Für uns Deutsche war es eine Selbstverständlichkeit, daß auch nach der Aufteilung unseres Landes in Besatzungszonen unter dem Begriff "Deutschland" weiterhin das gesamte uns verbliebene Staatsgebiet im Westen wie im Osten zu verstehen war. Wie konnte es auch anders sein, denn viele von uns hatten Familienangehörige und Freunde auf der jeweils anderen Seite der vollkommen willkürlich gezogenen Grenze, die selbst Dörfer und Städte zerteilte, oder sie hatten sogar selbst zeitweise auf der anderen Seite der Zonengrenze gelebt.
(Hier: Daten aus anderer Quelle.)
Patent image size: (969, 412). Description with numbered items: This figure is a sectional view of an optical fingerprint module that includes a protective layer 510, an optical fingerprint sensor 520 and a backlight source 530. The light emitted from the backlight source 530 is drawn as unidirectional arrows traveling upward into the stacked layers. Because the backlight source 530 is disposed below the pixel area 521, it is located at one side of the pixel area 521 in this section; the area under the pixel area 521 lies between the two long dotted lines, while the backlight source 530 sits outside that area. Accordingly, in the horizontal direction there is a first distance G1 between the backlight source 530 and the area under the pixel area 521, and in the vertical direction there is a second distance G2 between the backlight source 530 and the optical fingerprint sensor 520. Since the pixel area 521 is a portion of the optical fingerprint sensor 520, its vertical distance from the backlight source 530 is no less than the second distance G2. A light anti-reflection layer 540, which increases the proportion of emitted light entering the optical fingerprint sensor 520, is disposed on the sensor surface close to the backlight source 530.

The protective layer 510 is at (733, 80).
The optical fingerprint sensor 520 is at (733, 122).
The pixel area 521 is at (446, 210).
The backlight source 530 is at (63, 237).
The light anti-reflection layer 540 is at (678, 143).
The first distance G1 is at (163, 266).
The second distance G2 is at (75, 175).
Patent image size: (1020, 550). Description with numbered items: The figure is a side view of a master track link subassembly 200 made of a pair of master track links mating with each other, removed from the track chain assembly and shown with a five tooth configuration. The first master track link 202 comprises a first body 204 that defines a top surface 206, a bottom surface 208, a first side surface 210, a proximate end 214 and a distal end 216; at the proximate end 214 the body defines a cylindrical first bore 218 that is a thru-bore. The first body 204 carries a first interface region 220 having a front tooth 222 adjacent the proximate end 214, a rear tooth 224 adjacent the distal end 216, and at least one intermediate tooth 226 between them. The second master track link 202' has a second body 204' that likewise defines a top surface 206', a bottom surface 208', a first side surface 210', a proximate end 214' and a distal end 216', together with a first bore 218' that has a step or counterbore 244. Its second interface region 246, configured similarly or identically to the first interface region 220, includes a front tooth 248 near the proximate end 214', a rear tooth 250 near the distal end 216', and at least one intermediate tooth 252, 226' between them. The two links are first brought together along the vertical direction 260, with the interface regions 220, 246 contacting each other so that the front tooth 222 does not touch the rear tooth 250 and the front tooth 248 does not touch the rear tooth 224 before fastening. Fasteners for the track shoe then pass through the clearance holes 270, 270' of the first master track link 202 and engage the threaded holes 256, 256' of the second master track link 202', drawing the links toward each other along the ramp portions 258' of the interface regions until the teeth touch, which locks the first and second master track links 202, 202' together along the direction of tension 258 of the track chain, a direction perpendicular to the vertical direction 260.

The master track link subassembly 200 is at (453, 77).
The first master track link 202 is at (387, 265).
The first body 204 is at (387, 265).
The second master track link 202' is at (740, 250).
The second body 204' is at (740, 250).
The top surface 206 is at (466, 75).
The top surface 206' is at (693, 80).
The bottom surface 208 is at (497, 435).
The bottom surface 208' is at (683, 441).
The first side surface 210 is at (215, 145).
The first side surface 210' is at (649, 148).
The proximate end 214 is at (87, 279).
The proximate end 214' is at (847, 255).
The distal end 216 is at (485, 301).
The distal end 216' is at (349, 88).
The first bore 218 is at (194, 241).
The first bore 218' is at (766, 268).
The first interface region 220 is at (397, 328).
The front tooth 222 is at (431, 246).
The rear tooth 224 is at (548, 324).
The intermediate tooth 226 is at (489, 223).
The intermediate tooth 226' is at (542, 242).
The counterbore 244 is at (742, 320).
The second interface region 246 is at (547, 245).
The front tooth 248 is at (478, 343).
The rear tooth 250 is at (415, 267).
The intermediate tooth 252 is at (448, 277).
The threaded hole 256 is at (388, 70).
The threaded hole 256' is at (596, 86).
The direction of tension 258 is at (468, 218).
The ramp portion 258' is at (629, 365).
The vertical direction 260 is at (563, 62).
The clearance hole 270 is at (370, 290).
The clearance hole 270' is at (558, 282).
Für uns war deshalb die durch die Sowjetunion besetzte und von ihren kommunistischen Statthaltern regierte Zone weiterhin deutsches Gebiet und konnte für uns deshalb nicht zu einem anderen Staat werden, niemals "Ausland" sein !
Schließlich sprach selbst die Sowjetunion bei ihren wiederholten Vorstößen zu einer Regelung der deutschen Frage bis in die 60er-Jahre hinein stets von der 1945 unter den Alliierten vereinbarten "deutschen Einheit".
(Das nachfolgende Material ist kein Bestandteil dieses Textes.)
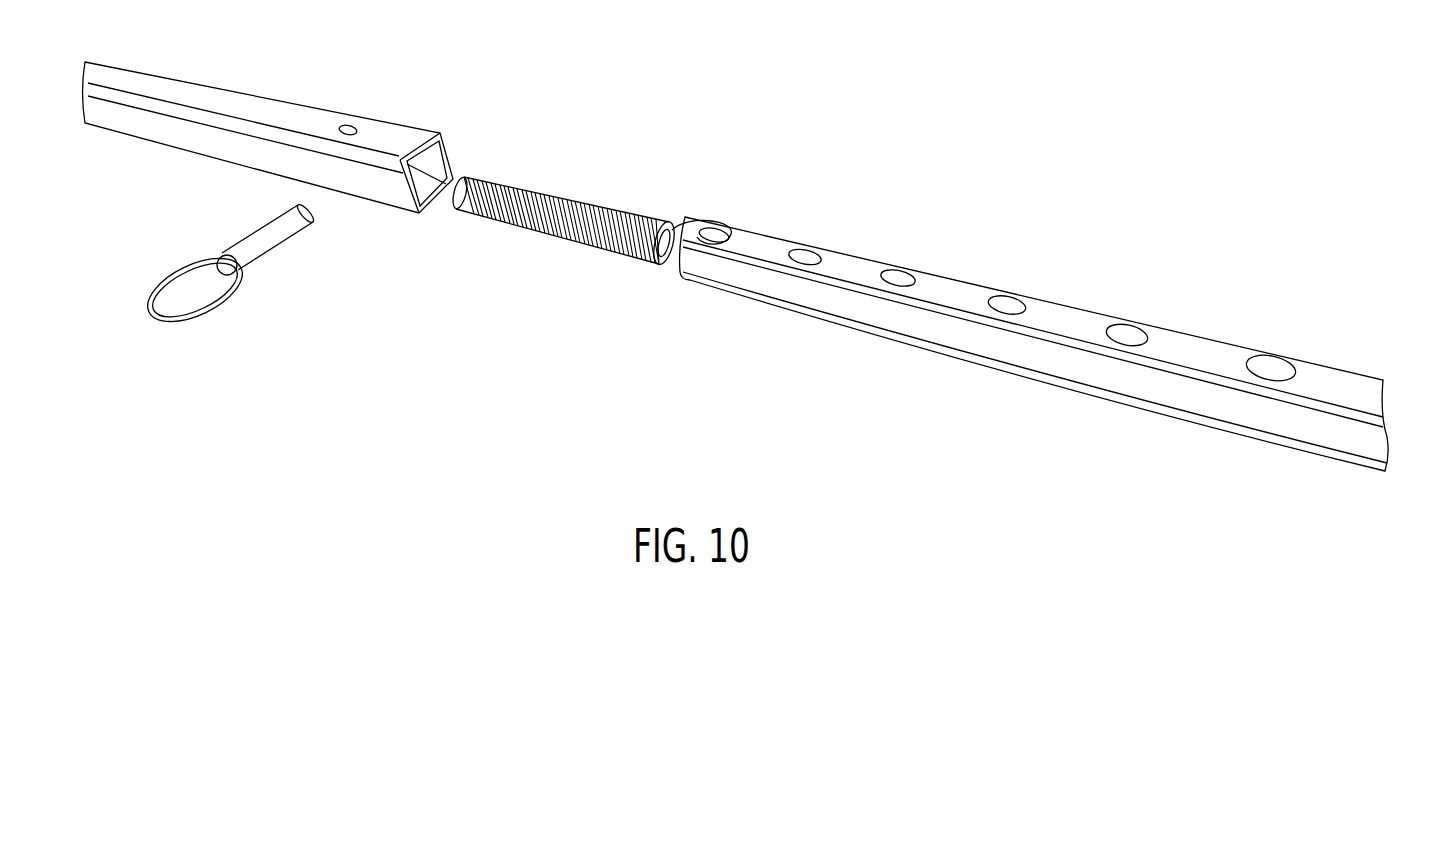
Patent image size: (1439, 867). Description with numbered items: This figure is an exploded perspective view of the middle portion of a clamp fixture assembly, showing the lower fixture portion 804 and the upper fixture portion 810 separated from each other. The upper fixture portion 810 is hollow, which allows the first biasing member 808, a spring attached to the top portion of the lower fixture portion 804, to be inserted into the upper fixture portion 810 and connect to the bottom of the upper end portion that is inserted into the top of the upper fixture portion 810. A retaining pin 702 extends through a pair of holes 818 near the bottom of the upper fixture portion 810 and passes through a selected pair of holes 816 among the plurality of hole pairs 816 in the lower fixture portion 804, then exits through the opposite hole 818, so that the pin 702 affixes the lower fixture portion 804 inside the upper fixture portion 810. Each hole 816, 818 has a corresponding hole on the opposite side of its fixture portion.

The retaining pin 702 is at (283, 245).
The lower fixture portion 804 is at (1327, 363).
The first biasing member 808 is at (535, 187).
The upper fixture portion 810 is at (407, 128).
The hole pairs 816 is at (734, 204).
The pair of holes 818 is at (355, 118).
Für den deutschen Zweig des 'Service Civil International' ( SCI ) und seine Mitglieder konnte es deshalb keinen Zweifel daran geben, daß der deutsche Zweig für die Arbeit des SCI in ganz Deutschland "zuständig" sei. Nach deutscher Auffassung waren dies alle vier Besatzungszonen, also neben den Westzonen, der späteren 'Bundesrepublik Deutschland' ( BRD ), selbstverständlich auch die sowjetische Besatzungszone und spätere 'Deutsche Demokratische Republik' ( DDR ).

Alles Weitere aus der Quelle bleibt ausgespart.